DDC-treated HBx mice did not produce any tumors, whereas EpCAM+CD45−HPCs Sorafenib BMN 673 concentration from 4-month DDC-treated HBx mice formed tumor in four out of six mice (Fig. 4A,B). H&E staining and immunohistochemical analysis of AFP and CK19 revealed that these tumors contained mixed cell characteristics (Fig. 4C-E). EpCAM+ cells were also detected in these tumors (Fig. 4F). Therefore, these results demonstrate that chronic injury induced by DDC in the long term (at least 4 months) gradually enhanced the effect of HBx on HPCs and increased

their tumorigenicity potential. Our results have shown that HBx induced expansion of HPCs with increased expression of stemness genes and oncogenes (Fig. 2B). Importantly, HPCs isolated from premalignant HBx mice induced a subcutaneous tumor xenograft (Fig. 4A,B). The question is, what is the mechanism underlying HBx-promoted expansion and transformation of HPCs? To answer the question we analyzed the liver injury, inflammatory response, and signaling pathways during the process of HPC’s response to DCC. To determine if it was because of HBx exacerbated DDC-induced liver injury, we detected the serum alanine aminotransferase (ALT) level and found there was no difference between WT and HBx groups at any timepoint (Fig. 5A), concluding that the degree of liver damage is not associated with HPC proliferation.

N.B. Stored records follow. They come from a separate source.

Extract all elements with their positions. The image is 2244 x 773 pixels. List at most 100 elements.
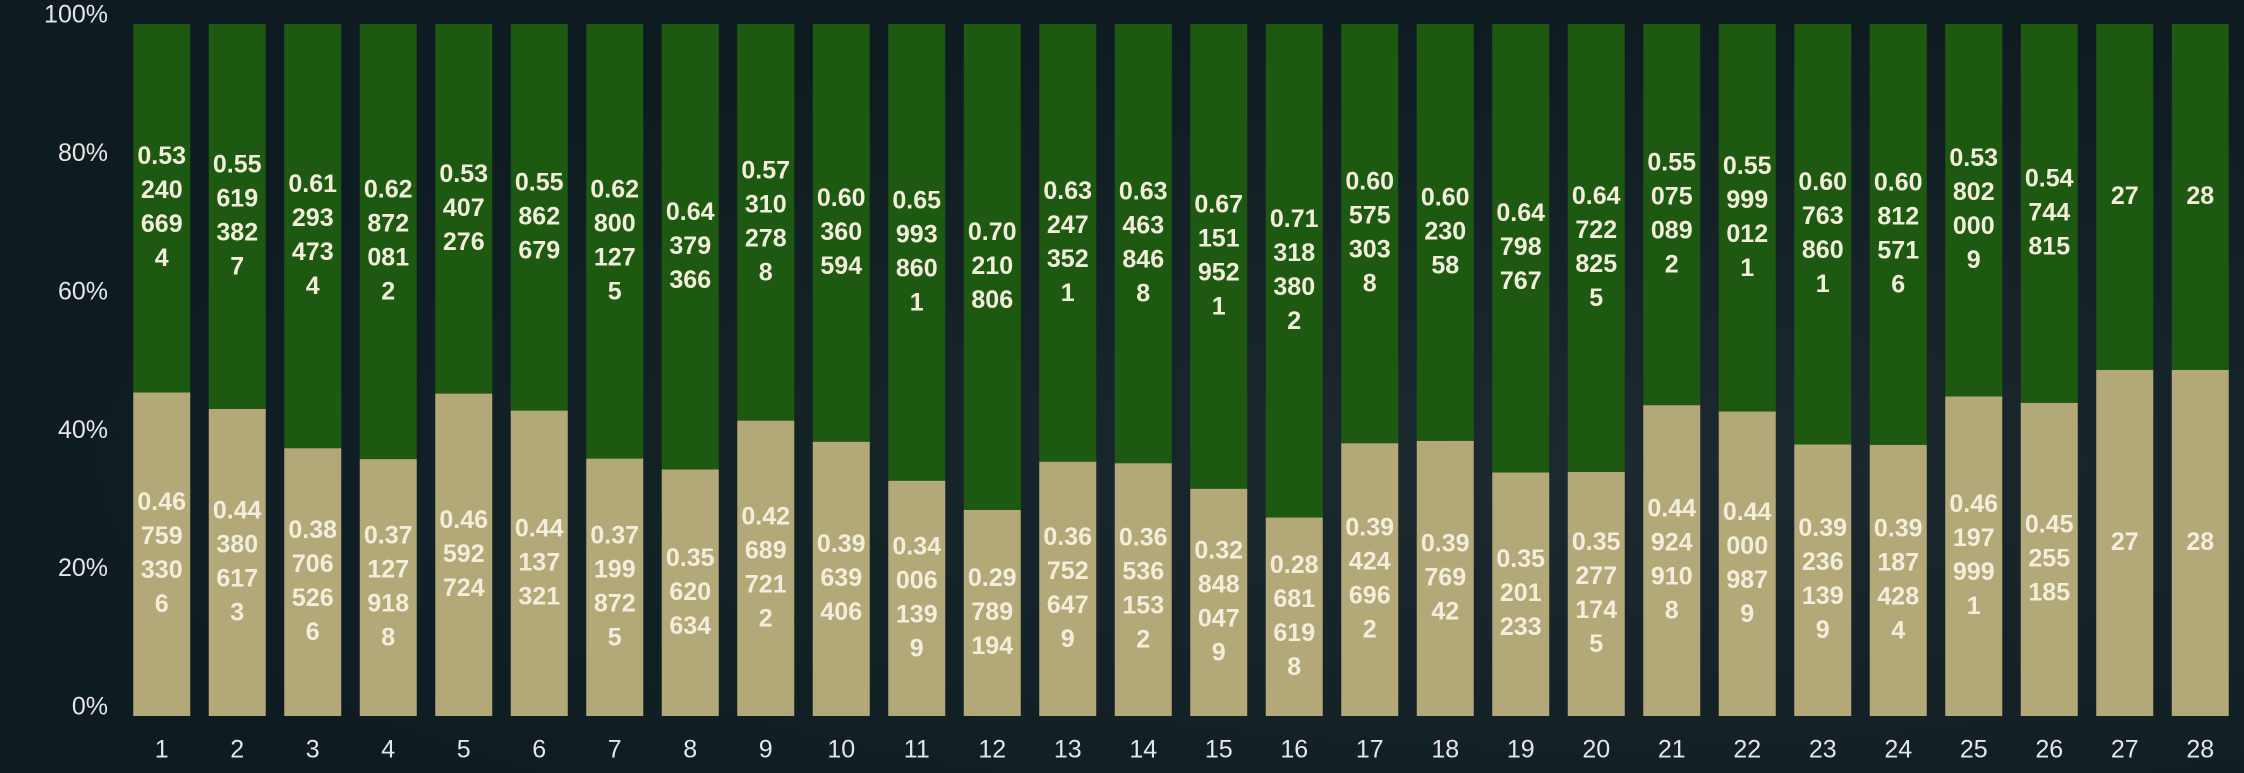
- value-label: 0.37 127 918 8: [364, 521, 413, 651]
- bar-segment: [133, 392, 191, 716]
- bar-segment: [1567, 471, 1625, 716]
- x-tick-label: 13: [1054, 736, 1082, 764]
- bar-segment: [1869, 444, 1927, 716]
- value-label: 0.45 255 185: [2025, 510, 2074, 606]
- value-label: 0.42 689 721 2: [741, 502, 790, 632]
- x-tick-label: 20: [1582, 736, 1610, 764]
- bar-segment: [1869, 24, 1927, 445]
- bar-segment: [2171, 370, 2229, 716]
- bar-segment: [1114, 463, 1172, 716]
- value-label: 0.60 230 58: [1421, 183, 1470, 279]
- value-label: 0.39 639 406: [817, 529, 866, 625]
- bar-segment: [208, 24, 266, 409]
- x-tick-label: 14: [1129, 736, 1157, 764]
- x-tick-label: 2: [230, 736, 244, 764]
- value-label: 0.61 293 473 4: [288, 170, 337, 300]
- bar-segment: [737, 24, 795, 421]
- bar-segment: [1945, 24, 2003, 397]
- bar-segment: [1643, 24, 1701, 406]
- value-label: 0.38 706 526 6: [288, 516, 337, 646]
- value-label: 0.44 380 617 3: [213, 496, 262, 626]
- value-label: 0.46 759 330 6: [137, 488, 186, 618]
- value-label: 0.65 993 860 1: [892, 186, 941, 316]
- x-tick-label: 16: [1280, 736, 1308, 764]
- value-label: 0.70 210 806: [968, 218, 1017, 314]
- value-label: 28: [2186, 182, 2214, 210]
- value-label: 0.63 247 352 1: [1043, 176, 1092, 306]
- value-label: 0.35 277 174 5: [1572, 528, 1621, 658]
- bar-segment: [1945, 396, 2003, 716]
- value-label: 27: [2111, 182, 2139, 210]
- bar-segment: [1265, 517, 1323, 716]
- bar-segment: [1341, 24, 1399, 444]
- bar-segment: [359, 459, 417, 716]
- value-label: 0.36 752 647 9: [1043, 522, 1092, 652]
- value-label: 0.57 310 278 8: [741, 156, 790, 286]
- bar-segment: [1265, 24, 1323, 518]
- x-tick-label: 8: [683, 736, 697, 764]
- bar-segment: [1114, 24, 1172, 464]
- bar-segment: [1190, 24, 1248, 489]
- value-label: 0.35 201 233: [1496, 545, 1545, 641]
- x-tick-label: 24: [1884, 736, 1912, 764]
- bar-segment: [1567, 24, 1625, 472]
- y-tick-label: 60%: [58, 277, 108, 305]
- value-label: 0.64 722 825 5: [1572, 182, 1621, 312]
- value-label: 0.64 379 366: [666, 197, 715, 293]
- bar-segment: [1718, 411, 1776, 716]
- value-label: 0.44 137 321: [515, 514, 564, 610]
- bar-segment: [435, 393, 493, 716]
- bar-segment: [1416, 24, 1474, 441]
- bar-segment: [586, 24, 644, 459]
- bar-segment: [1039, 24, 1097, 462]
- x-tick-label: 23: [1809, 736, 1837, 764]
- x-tick-label: 15: [1205, 736, 1233, 764]
- value-label: 0.37 199 872 5: [590, 521, 639, 651]
- bar-segment: [1794, 444, 1852, 716]
- value-label: 0.54 744 815: [2025, 164, 2074, 260]
- value-label: 0.71 318 380 2: [1270, 204, 1319, 334]
- value-label: 0.35 620 634: [666, 543, 715, 639]
- value-label: 0.55 999 012 1: [1723, 151, 1772, 281]
- bar-segment: [208, 408, 266, 716]
- bar-segment: [2096, 24, 2154, 370]
- y-tick-label: 20%: [58, 554, 108, 582]
- bar-segment: [2020, 402, 2078, 716]
- y-tick-label: 100%: [44, 1, 108, 29]
- bar-segment: [1416, 440, 1474, 716]
- x-tick-label: 12: [978, 736, 1006, 764]
- x-tick-label: 1: [155, 736, 169, 764]
- bar-segment: [1643, 405, 1701, 716]
- bar-segment: [661, 469, 719, 716]
- x-tick-label: 9: [759, 736, 773, 764]
- bar-segment: [586, 458, 644, 716]
- x-tick-label: 5: [457, 736, 471, 764]
- x-tick-label: 28: [2186, 736, 2214, 764]
- bar-segment: [2096, 370, 2154, 716]
- value-label: 0.39 769 42: [1421, 529, 1470, 625]
- bar-segment: [963, 509, 1021, 716]
- bar-segment: [2171, 24, 2229, 370]
- bar-segment: [888, 24, 946, 481]
- value-label: 0.63 463 846 8: [1119, 177, 1168, 307]
- value-label: 0.39 424 696 2: [1345, 513, 1394, 643]
- x-tick-label: 7: [608, 736, 622, 764]
- bar-segment: [737, 420, 795, 716]
- y-tick-label: 40%: [58, 416, 108, 444]
- y-tick-label: 80%: [58, 139, 108, 167]
- x-tick-label: 18: [1431, 736, 1459, 764]
- x-tick-label: 22: [1733, 736, 1761, 764]
- x-tick-label: 11: [904, 736, 930, 764]
- x-tick-label: 26: [2035, 736, 2063, 764]
- bar-segment: [510, 410, 568, 716]
- bar-segment: [812, 441, 870, 716]
- bar-segment: [284, 448, 342, 716]
- value-label: 0.46 197 999 1: [1949, 490, 1998, 620]
- value-label: 0.55 619 382 7: [213, 150, 262, 280]
- x-tick-label: 17: [1356, 736, 1384, 764]
- value-label: 0.62 800 127 5: [590, 175, 639, 305]
- value-label: 0.55 075 089 2: [1647, 148, 1696, 278]
- bar-segment: [1794, 24, 1852, 445]
- x-tick-label: 6: [532, 736, 546, 764]
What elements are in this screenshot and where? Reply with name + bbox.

929; 95% CI: 1530-5607; P = 0001), and SH (OR, 2316; 95% CI:

929; 95% CI: 1.530-5.607; P = 0.001), and SH (OR, 2.316; 95% CI: 1.267-4.241; P = 0.007). Among patients with SH and corresponding Tyrosine Kinase Inhibitor Library controls, gender, preoperative chemotherapy treatment, liver resection approach, extent of liver resection, and underlying SH were associated with any hepatic-related morbidity on univariable analysis (Table 5). On multivariable logistic regression, resection of four or more segments (OR, 9.493; 95% CI: 4.177-21.577; P < 0.001), male gender (OR, 3.252; 95% CI: 1.448-7.303; P = 0.004), and SH (OR, 2.722; 95% CI: 1.201-6.168; P = 0.016) were independently associated with

any hepatic-related morbidity. The relative low numbers of PHI, postoperative hepatic decompensation, and surgical hepatic complication events precluded corresponding multivariable analyses. The aim of this retrospective study was to determine whether simple hepatic steatosis or SH worsens outcomes after liver resection. To achieve this aim, we individually matched patients with either underlying histopathology to control patients based upon extent and approach of liver resection. Controls GSK126 datasheet were then further selected based upon similar diagnoses and potential etiologies of SH or simple steatosis—including alcohol use, MetS, and preoperative chemotherapy

(Table 1). Moreover, the incidence of patients with “two-hits” predisposing to SH (e.g., preoperative chemotherapy treatment and MetS) was similar between SH patients and corresponding controls. Thus, our study accounts for the morbidity derived from factors, such as DM, morbid obesity, and preoperative chemotherapy treatment,

separate from underlying liver injury.41-43 We excluded patients with bridging fibrosis, cirrhosis, cholestasis, or other CLDs in the underlying liver and those who underwent concomitant major extrahepatic procedures (including bile duct resection and bilioenteric Lepirudin anastomosis) to eliminate potential confounding variables that may influence postoperative outcomes. This study design thus avoids the flaws present in other reports that cloud conclusions regarding the association of underlying liver pathology and postoperative outcomes.18, 24-32 Only those with at least moderate underlying steatosis (defined by greater than 33% of liver parenchymal involvement by the NAS)34 were included in the group of patients with simple hepatic steatosis. This relatively high threshold for simple steatosis was selected to maximize the likelihood of detecting differences in postoperative morbidity, when compared to corresponding controls with no underlying liver pathology. Patients with SH in the underlying liver had higher overall (56.9% versus 37.3%; P = 0.008) and any hepatic-related (28.4% versus 15.7%; P = 0.043) morbidity after liver resection, compared to corresponding controls. SH was associated with both outcomes on multivariable logistic regression—indicating that SH leads to higher morbidity after liver resection independent of etiology.